Question

Among 2nd period elements, correct electronegativity trend is:

• A. B $<$ C $<$ N $<$ O $<$ F
• B. F $<$ O $<$ N $<$ C $<$ B
• C. N $<$ C $<$ O $<$ F $<$ B
• D. F $<$ N $<$ C $<$ B

Hint:

To determine the electronegativity trend across a period, remember that it increases from left to right due to increased nuclear charge and decreased atomic radius.

Answer 1

The Correct Option is A

The electronegativity trend is: B < C < N < O < F.
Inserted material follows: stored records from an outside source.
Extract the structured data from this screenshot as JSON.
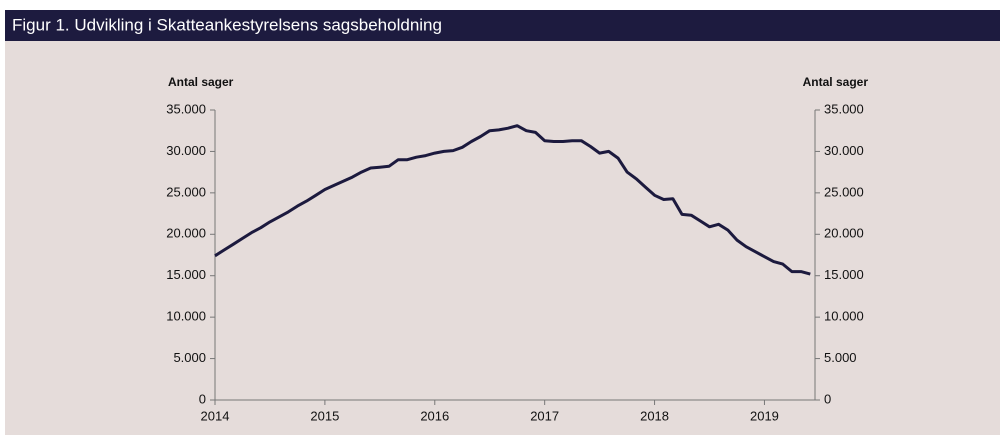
{
  "chart_data": {
    "type": "line",
    "title": "Figur 1. Udvikling i Skatteankestyrelsens sagsbeholdning",
    "y_label": "Antal sager",
    "y2_label": "Antal sager",
    "x": [
      2014,
      2014.083,
      2014.167,
      2014.25,
      2014.333,
      2014.417,
      2014.5,
      2014.583,
      2014.667,
      2014.75,
      2014.833,
      2014.917,
      2015,
      2015.083,
      2015.167,
      2015.25,
      2015.333,
      2015.417,
      2015.5,
      2015.583,
      2015.667,
      2015.75,
      2015.833,
      2015.917,
      2016,
      2016.083,
      2016.167,
      2016.25,
      2016.333,
      2016.417,
      2016.5,
      2016.583,
      2016.667,
      2016.75,
      2016.833,
      2016.917,
      2017,
      2017.083,
      2017.167,
      2017.25,
      2017.333,
      2017.417,
      2017.5,
      2017.583,
      2017.667,
      2017.75,
      2017.833,
      2017.917,
      2018,
      2018.083,
      2018.167,
      2018.25,
      2018.333,
      2018.417,
      2018.5,
      2018.583,
      2018.667,
      2018.75,
      2018.833,
      2018.917,
      2019,
      2019.083,
      2019.167,
      2019.25,
      2019.333,
      2019.417
    ],
    "series": [
      {
        "color": "#1c1a3e",
        "values": [
          17400,
          18100,
          18800,
          19500,
          20200,
          20800,
          21500,
          22100,
          22700,
          23400,
          24000,
          24700,
          25400,
          25900,
          26400,
          26900,
          27500,
          28000,
          28100,
          28200,
          29000,
          29000,
          29300,
          29500,
          29800,
          30000,
          30100,
          30500,
          31200,
          31800,
          32500,
          32600,
          32800,
          33100,
          32500,
          32300,
          31300,
          31200,
          31200,
          31300,
          31300,
          30600,
          29800,
          30000,
          29200,
          27500,
          26700,
          25700,
          24700,
          24200,
          24300,
          22400,
          22300,
          21600,
          20900,
          21200,
          20500,
          19300,
          18500,
          17900,
          17300,
          16700,
          16400,
          15500,
          15500,
          15200
        ]
      }
    ],
    "xlim": [
      2014,
      2019.46
    ],
    "xticks": [
      2014,
      2015,
      2016,
      2017,
      2018,
      2019
    ],
    "ylim": [
      0,
      35000
    ],
    "yticks": [
      {
        "value": 0,
        "label": "0"
      },
      {
        "value": 5000,
        "label": "5.000"
      },
      {
        "value": 10000,
        "label": "10.000"
      },
      {
        "value": 15000,
        "label": "15.000"
      },
      {
        "value": 20000,
        "label": "20.000"
      },
      {
        "value": 25000,
        "label": "25.000"
      },
      {
        "value": 30000,
        "label": "30.000"
      },
      {
        "value": 35000,
        "label": "35.000"
      }
    ],
    "y2lim": [
      0,
      35000
    ],
    "y2ticks": [
      {
        "value": 0,
        "label": "0"
      },
      {
        "value": 5000,
        "label": "5.000"
      },
      {
        "value": 10000,
        "label": "10.000"
      },
      {
        "value": 15000,
        "label": "15.000"
      },
      {
        "value": 20000,
        "label": "20.000"
      },
      {
        "value": 25000,
        "label": "25.000"
      },
      {
        "value": 30000,
        "label": "30.000"
      },
      {
        "value": 35000,
        "label": "35.000"
      }
    ]
  }
}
• Electronegativity Trend: Electronegativity increases across the 2nd period of the periodic table from left to right. This is due to increasing nuclear charge and decreasing atomic size, leading to a stronger pull on electrons.
• Specific Trends: Within the second period, electronegativity increases sequentially:
  • Li (Lithium): Electronegativity 0.98. Low due to large atomic radius and weak electron attraction.
  • Be (Beryllium): Electronegativity approximately 1.57. Slightly higher than lithium.
  • B (Boron): Electronegativity 2.04.
  • C (Carbon): Electronegativity 2.55. More effective electron attraction.
  • N (Nitrogen): Electronegativity 3.04.
  • O (Oxygen): Electronegativity 3.44. High within the period.
  • F (Fluorine): Electronegativity 3.98. The most electronegative element in the 2nd period, exhibiting maximum electron attraction.

Conclusion: The established electronegativity progression for second-period elements is: Li < Be < B < C < N < O < F. This confirms the general upward trend of electronegativity from left to right across the period.